Nowadays, I just use my bank's app which work fine on GOS.
Sayrus
·29 gün önce·discuss
Excluding server costs, having that 100Gbps on egress can cost $50k a day. since it's a very high-margin product, AWS support would probably refund or reduce that to hundreds. Not sure how you get to millions either.
Sayrus
·geçen ay·discuss
The data-sharing surely is for all providers. I think the sentence "When models become available, onboarding details will be shared." hides a lot of things.
Sayrus
·geçen ay·discuss
> Through Google Cloud's Agent Platform: Retention will need to be enabled for your new covered model, and retained data stays in your GCP environment. When models become available, onboarding details will be shared.

From https://support.claude.com/en/articles/15425996-data-retenti...
Sayrus
·geçen ay·discuss
MV3 itself isn't what breaks uBlock Origin, it is the bundled removal of capabilities that Chrome decided to do. Firefox MV3 supports full WebRequest "scopes" while Chrome only supports declarativeNetRequest.
Sayrus
·geçen ay·discuss
Most panels are from China. Panels have a very long lifetime. Over their lifetime they generate way more than their price in oil. Europe is not a huge producer of oil and relies on imports to sustain its usage. Sourcing panels is effectively reducing the amount of money leaving Europe in the long term.
Sayrus
·geçen ay·discuss
> Now that the attack window has changed to 7 days, all new exploits like these will come with time bombs to not trigger until 8 days.

Many automated scanners use static code analysis rather than run the installation script. Not all of them are caught, but a good part of them are and you'd be saved by a delay.
Sayrus
·2 ay önce·discuss
You still need criteria to handle reputation: does an account invited years ago and now spamming affects the reputation of the inviter, how much? What about the hacked accounts?
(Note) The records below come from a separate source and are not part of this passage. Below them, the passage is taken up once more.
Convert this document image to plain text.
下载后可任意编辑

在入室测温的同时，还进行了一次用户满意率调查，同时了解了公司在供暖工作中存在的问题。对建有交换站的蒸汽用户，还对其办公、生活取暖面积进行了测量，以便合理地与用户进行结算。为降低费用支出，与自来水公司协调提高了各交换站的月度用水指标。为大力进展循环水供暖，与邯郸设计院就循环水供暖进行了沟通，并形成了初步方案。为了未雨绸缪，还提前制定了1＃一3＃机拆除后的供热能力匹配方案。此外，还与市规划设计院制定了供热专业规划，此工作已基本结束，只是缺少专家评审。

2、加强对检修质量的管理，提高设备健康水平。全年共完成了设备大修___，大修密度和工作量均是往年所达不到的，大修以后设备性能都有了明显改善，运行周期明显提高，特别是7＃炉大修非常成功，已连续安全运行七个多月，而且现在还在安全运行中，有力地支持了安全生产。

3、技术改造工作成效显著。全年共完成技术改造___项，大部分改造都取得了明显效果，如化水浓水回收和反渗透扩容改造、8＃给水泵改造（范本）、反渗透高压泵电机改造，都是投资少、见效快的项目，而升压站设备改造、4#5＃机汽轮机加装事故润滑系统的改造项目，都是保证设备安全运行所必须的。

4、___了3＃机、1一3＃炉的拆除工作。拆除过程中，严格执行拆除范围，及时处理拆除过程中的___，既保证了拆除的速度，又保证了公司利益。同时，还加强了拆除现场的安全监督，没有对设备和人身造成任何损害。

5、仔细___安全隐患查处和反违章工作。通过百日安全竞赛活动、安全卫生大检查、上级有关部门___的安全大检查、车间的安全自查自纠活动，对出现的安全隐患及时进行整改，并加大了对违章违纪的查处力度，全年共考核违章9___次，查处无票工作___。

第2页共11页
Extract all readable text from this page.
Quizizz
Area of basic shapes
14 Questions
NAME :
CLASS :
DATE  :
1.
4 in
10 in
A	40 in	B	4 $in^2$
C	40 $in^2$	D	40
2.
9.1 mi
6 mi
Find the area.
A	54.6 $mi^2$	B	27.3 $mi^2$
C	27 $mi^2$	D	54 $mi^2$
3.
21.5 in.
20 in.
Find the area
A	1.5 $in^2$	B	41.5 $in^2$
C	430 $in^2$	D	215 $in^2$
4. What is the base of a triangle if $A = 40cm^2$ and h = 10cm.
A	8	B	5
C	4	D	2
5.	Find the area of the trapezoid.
For small platforms it makes a lot of sense, for larger the potential for abuse is still there in different forms.
Sayrus
·2 ay önce·discuss
> Gecko doesn't have a WebView implementation (GeckoView is not a WebView implementation), so it has to be used alongside the Chromium-based WebView rather than instead of Chromium, which means having the remote attack surface of two separate browser engines instead of only one. Firefox/Gecko also bypass or cripple a fair bit of the upstream and GrapheneOS hardening work for apps. Worst of all, Firefox does not have internal sandboxing on Android.

> The sandbox has been gradually improving on the desktop but it isn't happening for their Android browser yet.

Context is definitely interesting to have with your statement (From https://grapheneos.org/usage).
Sayrus
·2 ay önce·discuss
Thanks for writing all this, this really shows how the failures you encountered don't overlap with my use of the phone.

I don't use RCS and Android Auto.

I have HeliBoard to replace Stock/Google Keyboard. It is way ahead the stock keyboard experience but far behind Google Keyboard's, especially when writing in two languages.

Tap-to-pay works with my bank apps. But that means I can only use one card unlike with GPay.

I rarely use second account as the latency to switch from one account to the other is a pain. I only have a secondary sending notifications to the first one.

I don't let the phone auto-reboot for installs, I let it install automatically and click reboot when I want it to install.

I am on a physical SIM / different carrier and never encountered network issues so I can't comment on that one.
Sayrus
·2 ay önce·discuss
I think parent is talking about Play Integrity being integrated into banking apps. It's a hit or miss depending on the bank, some will be fine without, some with integrate it but not rely on it to directly refuse login, some will require a lower integrity level, and some will actually require the highest integrity level leading to issues on custom ROMs.